The inevitable question is, which approach is better? In anticipation of this question, this solution computes the mean absolute percentage error (MAPE) to compare the performance between the forecasting methods (including manual forecast). The lower the MAPE, the better the forecast is. On our data, the Advanced Forecast performed the best, but performance can differ based on your data and additional improvements you may make to the model.
Visualize Approach Comparisons and Drivers#
In the same dashboard as the previously mentioned Data Exploration page, we can find four other pages to support our understanding of the solution Approaches and Outputs. Filters are available on every page by date, category, and/or driver.
The Forecast Comparison page presents the results of all Forecasting approaches (Simple, Advanced, and Manual) for a side-by-side comparison of their MAPE, the alignment to the Actual Value overall, and by category. We can also analyze the performance of forecasts over different time horizons and gain insights into cumulative errors and average error percentages.
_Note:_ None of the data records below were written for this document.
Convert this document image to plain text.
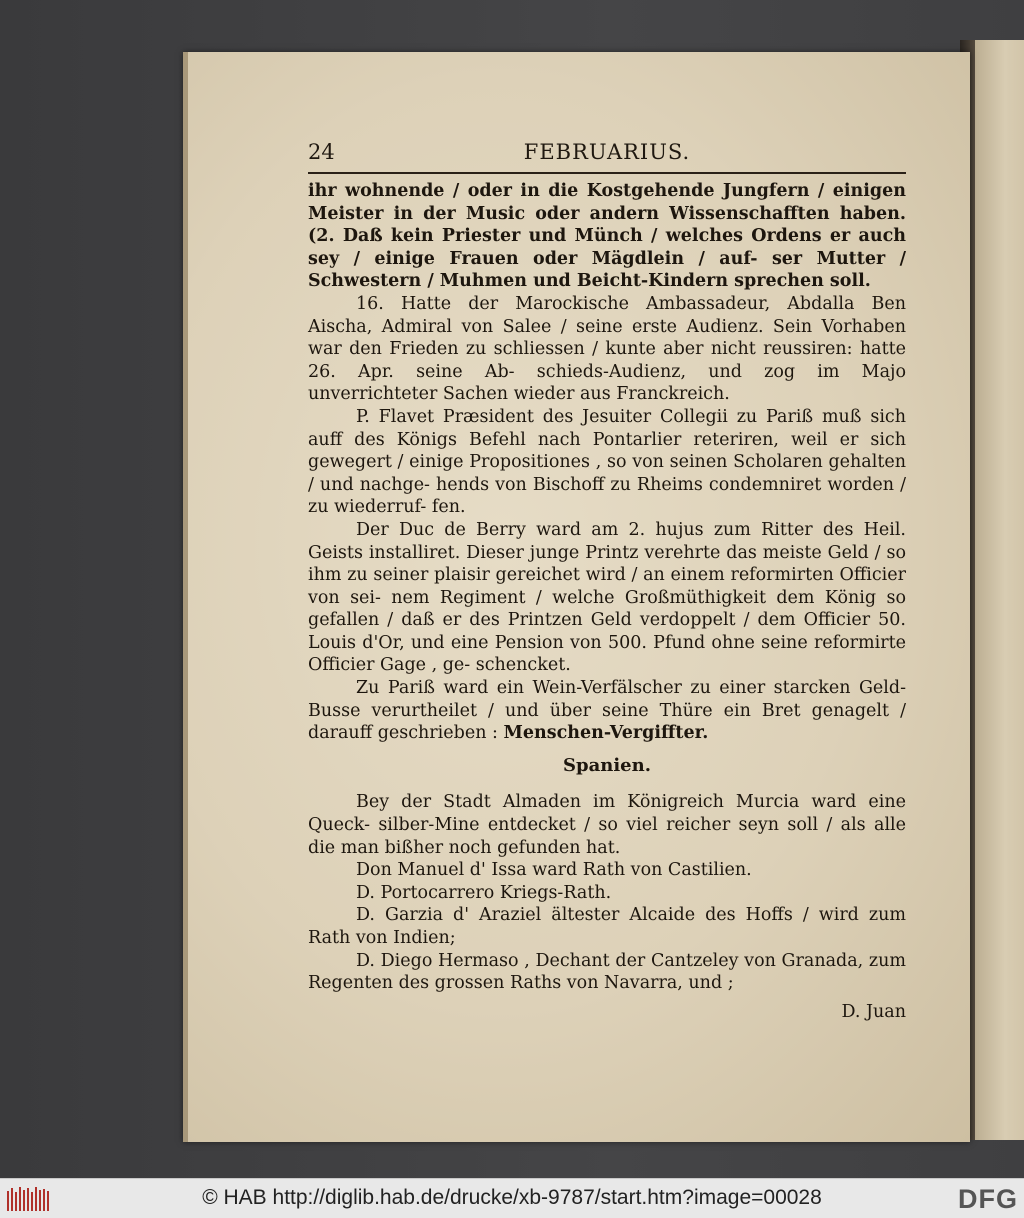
24	FEBRUARIUS.

ihr wohnende / oder in die Kostgehende Jungfern / einigen Meister in der Music oder andern Wissenschafften haben. (2. Daß kein Priester und Münch / welches Ordens er auch sey / einige Frauen oder Mägdlein / auf- ser Mutter / Schwestern / Muhmen und Beicht-Kindern sprechen soll.

16. Hatte der Marockische Ambassadeur, Abdalla Ben Aischa, Admiral von Salee / seine erste Audienz. Sein Vorhaben war den Frieden zu schliessen / kunte aber nicht reussiren: hatte 26. Apr. seine Ab- schieds-Audienz, und zog im Majo unverrichteter Sachen wieder aus Franckreich.

P. Flavet Præsident des Jesuiter Collegii zu Pariß muß sich auff des Königs Befehl nach Pontarlier reteriren, weil er sich gewegert / einige Propositiones , so von seinen Scholaren gehalten / und nachge- hends von Bischoff zu Rheims condemniret worden / zu wiederruf- fen.

Der Duc de Berry ward am 2. hujus zum Ritter des Heil. Geists installiret. Dieser junge Printz verehrte das meiste Geld / so ihm zu seiner plaisir gereichet wird / an einem reformirten Officier von sei- nem Regiment / welche Großmüthigkeit dem König so gefallen / daß er des Printzen Geld verdoppelt / dem Officier 50. Louis d'Or, und eine Pension von 500. Pfund ohne seine reformirte Officier Gage , ge- schencket.

Zu Pariß ward ein Wein-Verfälscher zu einer starcken Geld- Busse verurtheilet / und über seine Thüre ein Bret genagelt / darauff geschrieben : Menschen-Vergiffter.

Spanien.

Bey der Stadt Almaden im Königreich Murcia ward eine Queck- silber-Mine entdecket / so viel reicher seyn soll / als alle die man bißher noch gefunden hat.

Don Manuel d' Issa ward Rath von Castilien.

D. Portocarrero Kriegs-Rath.

D. Garzia d' Araziel ältester Alcaide des Hoffs / wird zum Rath von Indien;

D. Diego Hermaso , Dechant der Cantzeley von Granada, zum Regenten des grossen Raths von Navarra, und ;

D. Juan
© HAB http://diglib.hab.de/drucke/xb-9787/start.htm?image=00028	DFG
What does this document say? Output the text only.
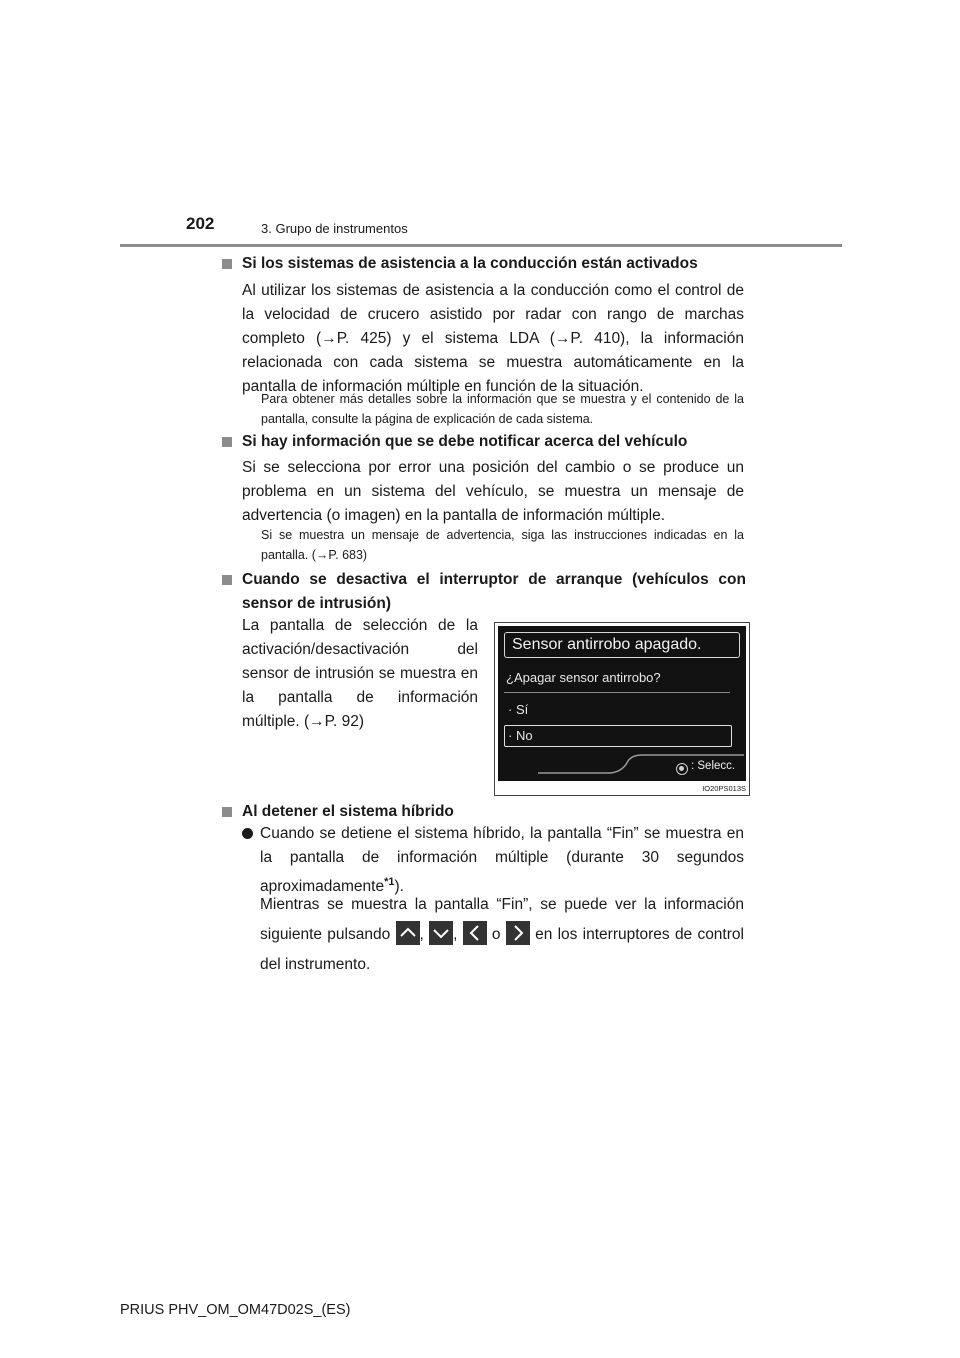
202	3. Grupo de instrumentos
Si los sistemas de asistencia a la conducción están activados
Al utilizar los sistemas de asistencia a la conducción como el control de la velocidad de crucero asistido por radar con rango de marchas completo (→P. 425) y el sistema LDA (→P. 410), la información relacionada con cada sistema se muestra automáticamente en la pantalla de información múltiple en función de la situación.
Para obtener más detalles sobre la información que se muestra y el contenido de la pantalla, consulte la página de explicación de cada sistema.
Si hay información que se debe notificar acerca del vehículo
Si se selecciona por error una posición del cambio o se produce un problema en un sistema del vehículo, se muestra un mensaje de advertencia (o imagen) en la pantalla de información múltiple.
Si se muestra un mensaje de advertencia, siga las instrucciones indicadas en la pantalla. (→P. 683)
Cuando se desactiva el interruptor de arranque (vehículos con sensor de intrusión)
La pantalla de selección de la activación/desactivación del sensor de intrusión se muestra en la pantalla de información múltiple. (→P. 92)
Sensor antirrobo apagado.
¿Apagar sensor antirrobo?
· Sí
· No
: Selecc.
IO20PS013S
Al detener el sistema híbrido
Cuando se detiene el sistema híbrido, la pantalla “Fin” se muestra en la pantalla de información múltiple (durante 30 segundos aproximadamente$^{*1}$).
Mientras se muestra la pantalla “Fin”, se puede ver la información siguiente pulsando , , o en los interruptores de control del instrumento.
PRIUS PHV_OM_OM47D02S_(ES)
With the Drivers page, we can analyze the relationship between drivers contained in our data (and selected by the Dataiku app) and the actual value. Through this, we can determine which drivers may have a potential positive or negative impact on the advanced forecast. For users interested in running multiple analyses with different drivers, they can either re-run the Dataiku application with new parameters for each analysis or create multiple App instances, each with their own desired set of drivers.
Our final two pages Simple Forecast and Advanced Forecast offer isolated metrics and visualizations per approach type regarding their accuracy as well as information about the models through explainability visualizations.
Responsible AI Considerations#
This financial forecasting solution is intended for use at a business level and should not be used to evaluate individual performance. Misuse of this solution, such as using it to make decisions that may lead to individual potential harm, may result in inaccurate or unreliable forecasts.
Reproducing these Processes With Minimal Effort For Your Own Data#
The intent of this project is to enable finance teams to understand how Dataiku can be used to improve accuracy and reduce the required effort for forecasting processes. By creating a singular solution that can benefit and influence the decisions of various teams in a single organization, smarter and more holistic strategies can be designed to transform existing forecasting processes, automate and streamline workflows, and focus on more strategic tasks.
We’ve provided several suggestions on how to use your historical financial data, but ultimately the “best” approach will depend on your specific needs and your data. If you’re interested in adapting this project to the specific goals and needs of your organization, roll-out and customization services can be offered on demand.